A dwelling in winter

Almost sunset. Temperature has dropped from 12°C to 8°C (54-46°F) as night approaches. No visible source of heat, unlike the neighbors’ smoky chimneys. Masonry construction; insulation unlikely. No sign this evening of young kids I often see playing.

The lighting is nice, but any suggestion of warmth is purely illusionary.

You decide:

In the winter, their surroundings are equally pretentious, but very uncomfortable, for the houses of Montevideo are as frigid as the white marble in which they are finished. The people believe artificial heat unhealthy, and in this city, which is as large as Washington, and quite as cold, there is not a furnace or a steam-heating plant. During cold snaps, a hostess often receives dressed in furs, with her hands in a muff and her feet on a hot-water bottle, and gentlemen and ladies come to state dinners in over-coats and fur capes.
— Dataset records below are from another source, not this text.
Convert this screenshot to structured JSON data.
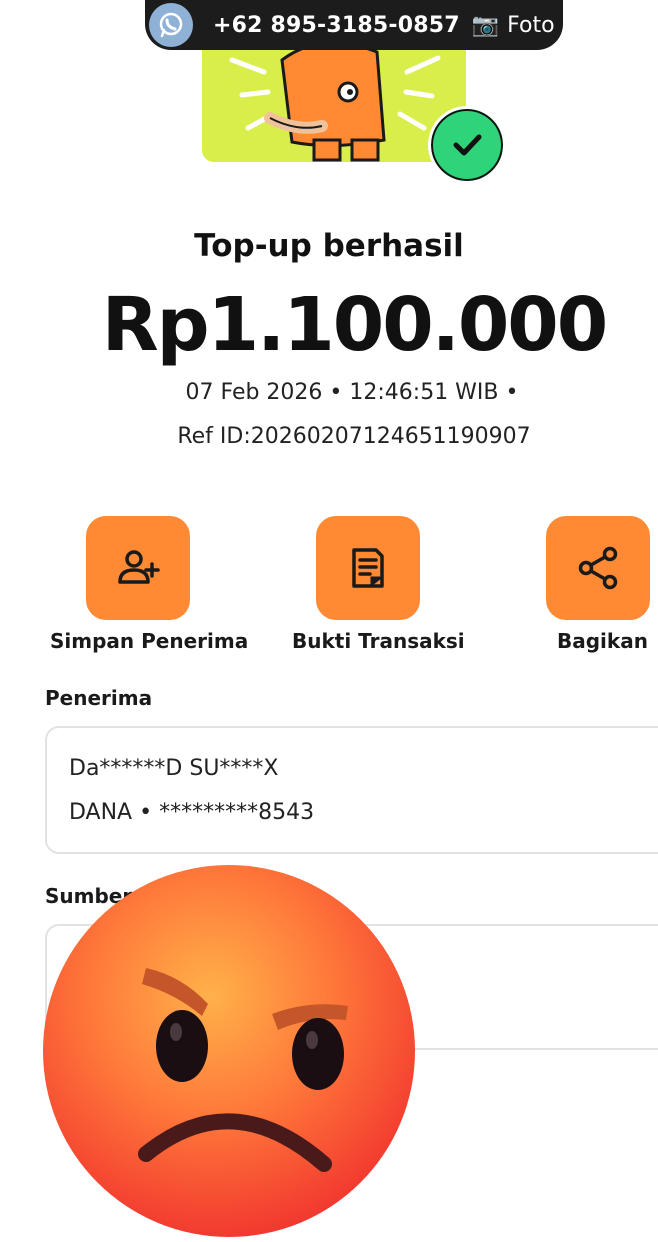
{
  "overlay": {
    "phone": "+62 895-3185-0857",
    "camera_glyph": "📷",
    "foto_label": "Foto",
    "icon": "whatsapp-icon"
  },
  "status": {
    "title": "Top-up berhasil",
    "amount": "Rp1.100.000",
    "datetime": "07 Feb 2026 • 12:46:51 WIB •",
    "ref_id": "Ref ID:20260207124651190907"
  },
  "actions": [
    {
      "label": "Simpan Penerima",
      "icon": "add-user-icon"
    },
    {
      "label": "Bukti Transaksi",
      "icon": "receipt-icon"
    },
    {
      "label": "Bagikan",
      "icon": "share-icon"
    }
  ],
  "recipient": {
    "section_label": "Penerima",
    "name": "Da******D SU****X",
    "account": "DANA • *********8543"
  },
  "source": {
    "section_label": "Sumber d"
  },
  "colors": {
    "accent": "#ff8a33",
    "hero_bg": "#d9ee4a",
    "success": "#2ed37a"
  }
}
~The President of Uruguay (author unknown, 1897)

Overdue (plumbing)

For years, I have wondered about rectifying the horrible plumbing we inherited in our back yard. It always seemed a little silly, since it would involve breaking up part of the patio we had installed. The exact tiles we used are no longer available, so the new ones wouldn’t match perfectly.

But recently I asked our contractor about it, and he said no problem! And when he says that, he means it.

Not only did the drain include a zigzag design, it also had a buried (inaccessible) elbow and substandard pipe, some of which turned out to have been broken.

I don’t find most construction projects particularly gratifying, but this improvement is actually exciting. Because, you see, three or four times a year I had to pry up all the junction box covers, put on long rubber gloves, and force a stiff plastic tube through the pipes connecting them—and yes, the one with the elbow was a bitch—when they got clogged up with grease that shouldn’t have, but somehow got beyond the grease trap.

Nasty job. No more!

BTW the gray square on the garage floor is a closed-off junction box. From four to two—so delightfully uncomplicated!

0800 Sunday: noise next door.

It gets worse.

Once again, I ponder the placement of those huge sliding (plate glass!) doors. Why here instead of further back, where our lemon tree, bushes, and casita (“little house”) would provide much more privacy?

The answer, I suspect, is that a few years ago somebody in the family graduated with a new architecture diploma, around the same time someone else in the family died, leaving behind a small pile of money.

Build Back Because?

Lots of noise the past week at the weekend place next door which was extensively remodeled three years ago:

Today the workers opened the rolling shutters for the huge glass doors positioned so that it’s impossible NOT to see into the house from our upstairs patio, and lo and behold! Apparently they’re tearing up the tile floor–that they installed in new construction three years ago.

This seems to be A Thing. We’ve watched the crappy house in Villa Argentina built, roof replaced (twice, I believe), rebuilt, repainted. Another much fancier house near it was built, facade changed, entire yard dug up for drainage, now sporting new construction which will apparently be a barbacoa. Does anybody plan anything?

In the process of building the new addition next door, I watched the attempts to join the new Isopanel roof to the existing one, then the attempts to seal, and re-seal, the various joints, ending in a mess that only we get to see from our patio (though from below they might notice the paint blistering on the wall).

As they were working on this, I asked the foreman, ¿Se planficó? (Was this planned?). No, he replied, we make it up as we go along.

At the time, I thought he was joking.

Construction continues…

The front of this lot is stockaded. Then they put up a wire fence. Then they started stockading some more where the wire fence is. They’ve torn out the wall between the house and cochera, making clear this is the neighbors’ project. Can’t wait…

…to see what’s next from the design geniuses who placed their ultra-wide glass doors so I can’t not see their entire living room from our patio when they’re there.